What can we learn from the scientific and medical communities right now (pandemic edition post)

two people in masks and protective gear

What can we learn from the scientific and medical communities right now (pandemic edition post)

While many of us sit at home looking for things to do (in addition to writing more, I started doing puzzles and trying to make some baked goods), our global scientific and medical community is busy doing most important work. This is what we can learn from them:

1. Show up, silence the noise, and do your best work every day.

Just like many of you, I have been humbled and overwhelmed by the stories of self-sacrifice and sense of duty and honor by our healthcare and medical professionals. They don’t have enough supplies, support, tests, vaccines, time in the day – the list can go on and on – and yet they show up and do their best work every day. They are my heroes.
Marina Rodik (shared by my dear friend and ER doctor in NYC area Elena Skomorovsky) said it best on her FB post: “Next year I don’t wanna hear about the Oscar, Grammys, Tonys or Golden Globes. I don’t want to see a single pathetic actor, actress, singer, celebrity or sports person on any red carpet!!! Next year I want to see nurses, doctors, ambulance crews, health care support workers, shop workers and truck drivers, all essential workers, grocery store workers having free red carpet parties with awards and expensive goodie bags …”

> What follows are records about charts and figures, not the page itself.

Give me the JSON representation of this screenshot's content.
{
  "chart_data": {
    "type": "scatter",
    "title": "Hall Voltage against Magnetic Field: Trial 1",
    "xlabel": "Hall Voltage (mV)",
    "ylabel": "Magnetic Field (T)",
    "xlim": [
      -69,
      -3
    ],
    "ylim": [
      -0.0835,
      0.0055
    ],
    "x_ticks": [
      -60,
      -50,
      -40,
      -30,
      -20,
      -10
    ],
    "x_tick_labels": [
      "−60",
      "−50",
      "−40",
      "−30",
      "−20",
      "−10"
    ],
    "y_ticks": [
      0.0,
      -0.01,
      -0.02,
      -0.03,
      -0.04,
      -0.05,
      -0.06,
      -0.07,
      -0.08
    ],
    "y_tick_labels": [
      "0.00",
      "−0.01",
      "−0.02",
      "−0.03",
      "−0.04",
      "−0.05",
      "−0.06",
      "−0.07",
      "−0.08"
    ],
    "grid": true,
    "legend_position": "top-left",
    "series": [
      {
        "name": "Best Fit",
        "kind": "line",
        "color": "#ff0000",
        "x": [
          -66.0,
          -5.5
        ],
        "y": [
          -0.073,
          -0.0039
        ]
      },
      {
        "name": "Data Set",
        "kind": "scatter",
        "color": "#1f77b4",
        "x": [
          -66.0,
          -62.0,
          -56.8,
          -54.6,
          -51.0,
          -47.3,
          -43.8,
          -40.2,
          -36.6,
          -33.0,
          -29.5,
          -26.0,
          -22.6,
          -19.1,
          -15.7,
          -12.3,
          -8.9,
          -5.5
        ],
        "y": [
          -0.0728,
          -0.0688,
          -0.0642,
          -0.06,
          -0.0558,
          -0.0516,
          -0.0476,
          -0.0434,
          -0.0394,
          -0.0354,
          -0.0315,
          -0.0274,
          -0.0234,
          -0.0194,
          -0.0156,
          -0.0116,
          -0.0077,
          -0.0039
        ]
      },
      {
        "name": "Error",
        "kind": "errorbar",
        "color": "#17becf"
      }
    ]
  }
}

2. Think globally, act locally, stay focused:

Recent NYT post put it best: “While political leaders have locked their borders, scientists have been shattering theirs, creating a global collaboration unlike any in history. Never before, researchers say, have so many experts in so many countries focused simultaneously on a single topic and with such urgency. Nearly all other research has ground to a halt.”
Many other research initiatives have been halted to focus on COVID19. Writing and publishing articles for academic journals has been set aside. Global scientific community is on a mission and they are laser-focus on it: expedite vaccinate development and find therapeutics which help the infected population.
For the research community, the “hot zone is no longer an impoverished village in the developing world. It is their hometowns.”

3. Radical collaboration:

Scientific community is radically collaborating with technology companies, ranging from AI, networks & sensors, and gene therapy, creating solutions and distributing them globally as fast as possible.
The newly created COVID-19 Healthcare Coalition is bringing together some notable players from across the healthcare and technology industries: all working toward the single aim of saving lives by helping healthcare organizations gain better data insights to fight back against coronavirus. Members so far include Amazon Web Services, Arcadia.io, athenahealth, Buoy Health, CommonWell Health Alliance, Epic, HCA Healthcare, Intermountain Healthcare, LabCorp, Leavitt Partners, MassChallenge, Mayo Clinic, Microsoft, MITRE, nference, Rush University System for Health, Salesforce, University of California Healthcare System and Walgreens.
It is a powerful new ecosystem which can accelerate progress, research, logistics and medical analytics.